Young children are not capable of properly brushing their teeth. They lack the manual dexterity. That's why Dr. Caldwell recommends that parents brush their children's teeth for the first five years of their life. Do not use toothpaste until the child is capable of spitting (three to four years of age). Toothpaste should be treated as a medication, and a pea-sized drop should be administered by the parent for the young child. Flossing should be performed prior to brushing and waxed or non-waxed floss may be used. Most children need supervision when brushing until the age of ten.

11. What are sealants and when are they recommended?

A sealant is a white plastic like coating that is placed on the chewing surface of the molars to protect them from decay. Dr. Caldwell recommends sealants for decay-free permanent molars.

12. Why do my child's permanent teeth appear slightly darker or more yellow than their baby teeth?

The permanent tooth has a larger blood supply which is closer to the surface of the tooth. This makes it appear darker. As the permanent tooth matures, the tooth shade will tend to lighten.

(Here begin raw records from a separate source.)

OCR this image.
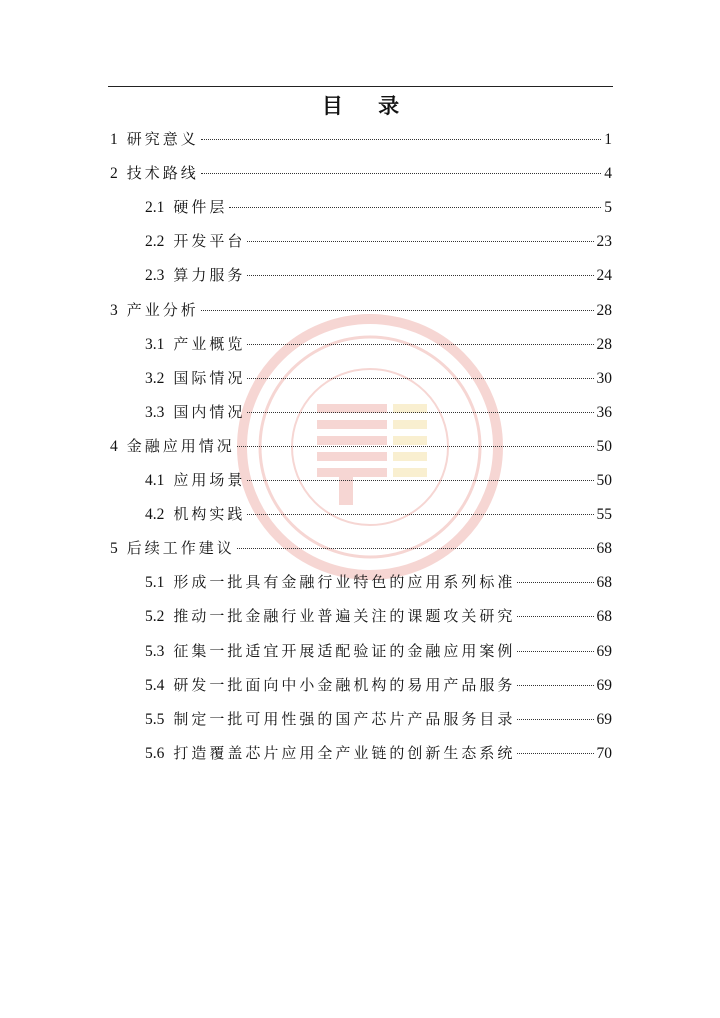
目 录
1 研究意义	1
2 技术路线	4
2.1 硬件层	5
2.2 开发平台	23
2.3 算力服务	24
3 产业分析	28
3.1 产业概览	28
3.2 国际情况	30
3.3 国内情况	36
4 金融应用情况	50
4.1 应用场景	50
4.2 机构实践	55
5 后续工作建议	68
5.1 形成一批具有金融行业特色的应用系列标准	68
5.2 推动一批金融行业普遍关注的课题攻关研究	68
5.3 征集一批适宜开展适配验证的金融应用案例	69
5.4 研发一批面向中小金融机构的易用产品服务	69
5.5 制定一批可用性强的国产芯片产品服务目录	69
5.6 打造覆盖芯片应用全产业链的创新生态系统	70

13. I hear my child grinding his teeth at night. Is this normal and how concerned should I be?

Many children will grind their teeth. You may hear them while they are sleeping. It is common for children to grind while either primary or permanent teeth are erupting. Grinding does not become a concern unless there is "wear" on the teeth. If the tooth is sensitive and is worn down close to or exposing the nerve, then treatment may be necessary.